Leere, Schrecken, Bedrückung – Auschwitz
Aenne Wagener
Als wir alle im Bus saßen, auf dem Weg nach Oświęcim (deutsch: Auschwitz), dachten wir noch, wir wären bereit für das, was uns erwarten würde. Auch als wir aus dem Bus ausstiegen, das umliegende Gelände der Jugendbegegnungsstätte erkundeten und einen Workshop über Auschwitz begannen, hätten wir uns nicht im Entferntesten vorstellen können, was wir am Tag darauf sehen und fühlen würden.
Was mich am meisten geprägt hat auf dieser Fahrt? Oder was mich am meisten berührt hat? Es ist jetzt ungefähr zwei Monate her, dass ich in Auschwitz war, doch ich erinnere mich noch genau an das Gefühl während des Betretens der Lager. Unendliche Leere, Angst und ein die ganze Zeit auf der Brust liegendes Gefühl von Bedrückung. Als wir dann Auschwitz-Birkenau betreten haben, wurde mir fast schon schlecht. Kurze Lichtblicke zwischendurch, als Vögel vorbeiflogen, als man kurz anderes Leben erblicken konnte. War das damals auch so? Als ich einen Vogel vorbeifliegen sah, dachte ich auch über den Begriff Freiheit nach?
Ich konnte erst aufatmen, als wir das Gelände wieder verließen und uns frei von der Gruppe, auch kurz alleine, bewegen konnten und das Gelände der Jugendbegegnungsstätte betraten. Ich erinnere mich noch genau an die Stimmung, an meine Gefühle, wenn wir abends in der Reflexionsrunde saßen und uns angeschwiegen haben. Wir wurden gefragt, ob wir über etwas sprechen wollten oder ob wir etwas anzumerken hätten. Tränen lagen in unseren Augen, Schweigen in der Luft. Manche wollten vielleicht nicht reden, die meisten konnten es auch nicht. Ich konnte nicht reden. Ich konnte einfach nicht in Worte fassen, was ich den Tag über gesehen hatte, ich konnte auch nicht ansatzweise darüber reden, was ich gefühlt hatte.
Ich erinnere mich noch an einen Abend, da kamen wir, glaube ich, von Auschwitz-Birkenau zurück und teilten uns in kleine Gruppen auf, weil es uns leichter fiel, in Kleingruppen unsere Gedanken zu teilen. Meine Gruppe verteilte sich in einem Durchgang, in dem ein Klavier stand. Ich setzte mich auf den Stuhl davor und drückte meine Gefühle in Musik aus. Ich spielte, ohne wirklich darüber nachzudenken, was ich spielte. Sekunden vergingen, Minuten vergingen und ich spielte immer noch. Als ich den letzten Ton gespielt hatte und mich dann umdrehte, hatten manche Zuhörer um mich herum Tränen in den Augen und eine meinte, dass diese Musik genau auf ihre Gefühle zutreffen würde.
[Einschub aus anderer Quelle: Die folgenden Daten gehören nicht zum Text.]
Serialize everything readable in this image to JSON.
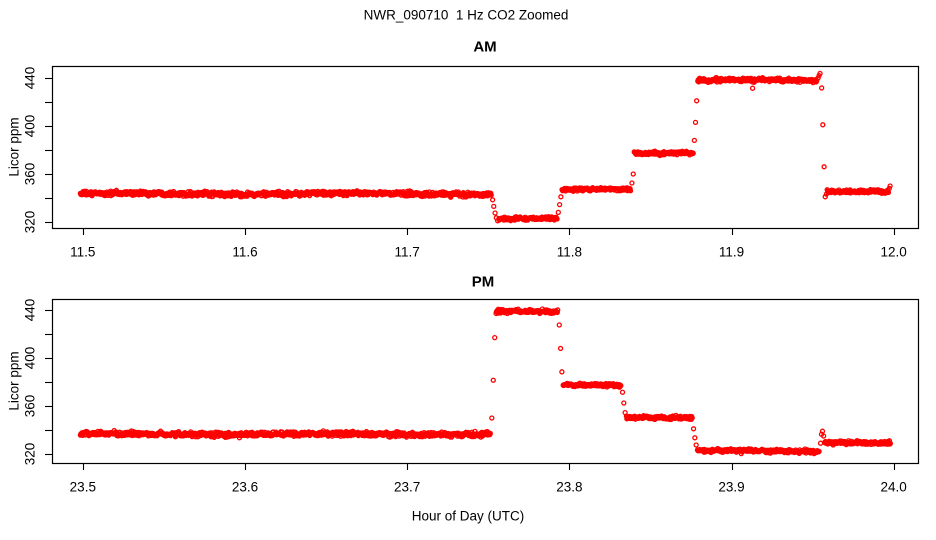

Wir drückten unsere Gefühle und Gedanken also nicht in einem Gespräch darüber aus, sondern anders – ich suchte mir die Musik als Ventil aus und anscheinend fühlten sich viele ähnlich, wie das, was ich durch meine Musik ausgedrückt hatte.
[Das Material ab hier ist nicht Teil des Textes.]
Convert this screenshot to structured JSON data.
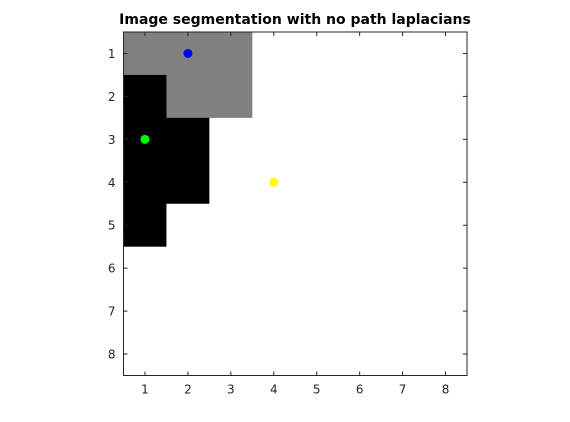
{
  "chart_data": {
    "type": "heatmap",
    "title": "Image segmentation with no path laplacians",
    "xlabel": "",
    "ylabel": "",
    "xlim": [
      0.5,
      8.5
    ],
    "ylim": [
      0.5,
      8.5
    ],
    "y_reversed": true,
    "grid": false,
    "x_ticks": [
      1,
      2,
      3,
      4,
      5,
      6,
      7,
      8
    ],
    "y_ticks": [
      1,
      2,
      3,
      4,
      5,
      6,
      7,
      8
    ],
    "colormap": {
      "0": "#000000",
      "1": "#808080",
      "2": "#ffffff"
    },
    "matrix": [
      [
        1,
        1,
        1,
        2,
        2,
        2,
        2,
        2
      ],
      [
        0,
        1,
        1,
        2,
        2,
        2,
        2,
        2
      ],
      [
        0,
        0,
        2,
        2,
        2,
        2,
        2,
        2
      ],
      [
        0,
        0,
        2,
        2,
        2,
        2,
        2,
        2
      ],
      [
        0,
        2,
        2,
        2,
        2,
        2,
        2,
        2
      ],
      [
        2,
        2,
        2,
        2,
        2,
        2,
        2,
        2
      ],
      [
        2,
        2,
        2,
        2,
        2,
        2,
        2,
        2
      ],
      [
        2,
        2,
        2,
        2,
        2,
        2,
        2,
        2
      ]
    ],
    "markers": [
      {
        "name": "blue",
        "x": 2,
        "y": 1,
        "color": "#0000ff"
      },
      {
        "name": "green",
        "x": 1,
        "y": 3,
        "color": "#00ff00"
      },
      {
        "name": "yellow",
        "x": 4,
        "y": 4,
        "color": "#ffff00"
      }
    ]
  }
}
Mich nahm vieles mit, gedanklich und emotional. Da war das Gefühl von Trauer in den Arbeitslagern, Ekel, nachdem ich am Täter-Workshop teilgenommen hatte und Bedrückung während der Touren. Ich habe durchaus in Auschwitz gelitten, aber zu wissen, dass die Menschen früher, die dort inhaftiert waren, so viel mehr durchmachen mussten, so unendliche Qualen, das hat mich tief tief getroffen.
Und beim Schreiben dieser Absätze, schießen mir immer wieder dieselben Fragen in den Kopf: Was für ein Mensch musste man sein, um seine Mitmenschen so zu behandeln? Was war geschehen, dass so etwas überhaupt passieren konnte? Kein Mensch verdient so behandelt zu werden. Niemand!
Und das, was mir wirklich völlig klar geworden ist, ist, dass wir zwar keine Schuld an dem Holocaust tragen, dass wir aber die Verantwortung haben, dass sich Auschwitz nie wiederholen darf und dass wir unser Wissen über Auschwitz weitergeben müssen.